Cultura,  Società

C’era una volta…

Nella regione di Oleshkovsky, Ucraina, un patriotico sciame di api fugge dal proprio alveare e attacca un gruppo di soldati russi, tre morti e venticinque feriti. Il volo di due eroiche oche selvatiche fa precipitare un aereo dell’esercito di Putin, si ignora il bilancio delle vittime. Una malvagia nonnina ucraina estrae il mercurio dal termometro di casa e lo mette in una torta che offre ai nemici affamati; otto militari morti e diversi intossicati.

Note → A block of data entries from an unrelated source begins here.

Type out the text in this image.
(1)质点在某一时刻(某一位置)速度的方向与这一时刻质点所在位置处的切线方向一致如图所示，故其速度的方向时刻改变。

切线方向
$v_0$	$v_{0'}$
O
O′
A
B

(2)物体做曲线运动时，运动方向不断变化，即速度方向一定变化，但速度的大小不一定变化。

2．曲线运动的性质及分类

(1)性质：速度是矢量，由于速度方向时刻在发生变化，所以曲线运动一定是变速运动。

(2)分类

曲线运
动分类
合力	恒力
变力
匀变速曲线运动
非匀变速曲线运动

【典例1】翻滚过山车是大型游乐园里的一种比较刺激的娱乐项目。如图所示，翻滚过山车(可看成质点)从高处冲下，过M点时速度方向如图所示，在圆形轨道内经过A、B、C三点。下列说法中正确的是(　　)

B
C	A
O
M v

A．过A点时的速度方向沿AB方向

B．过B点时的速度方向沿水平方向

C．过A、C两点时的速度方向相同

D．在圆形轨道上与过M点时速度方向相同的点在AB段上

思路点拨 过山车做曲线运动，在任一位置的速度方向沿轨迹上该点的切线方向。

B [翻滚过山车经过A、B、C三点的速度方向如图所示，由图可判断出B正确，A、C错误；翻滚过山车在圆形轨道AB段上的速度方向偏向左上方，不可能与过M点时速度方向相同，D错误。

Grazie alla guerra russo-ucraino/statunitense l’informazione del XXI secolo ha fatto outing, rivelando la sua natura fiabesca.

Ma quando la cronaca diventa fiaba, che fine fanno le vere fiabe?

La mentalità globalista del «tutto è permesso» sta cercando di togliersele dai piedi coadiuvata da una pletora di sedicenti esperti che valuta negativamente gran parte dei classici racconti per bambini. Sarebbero troppi, secondo questi soloni, gli stereotipi legati a personaggi femminili «non indipendenti». Le mamme sono quasi sempre in cucina, le nonne fanno la calza e le bambine giocano con le bambole, mentre il maschio continua ad essere la figura famigliare di riferimento.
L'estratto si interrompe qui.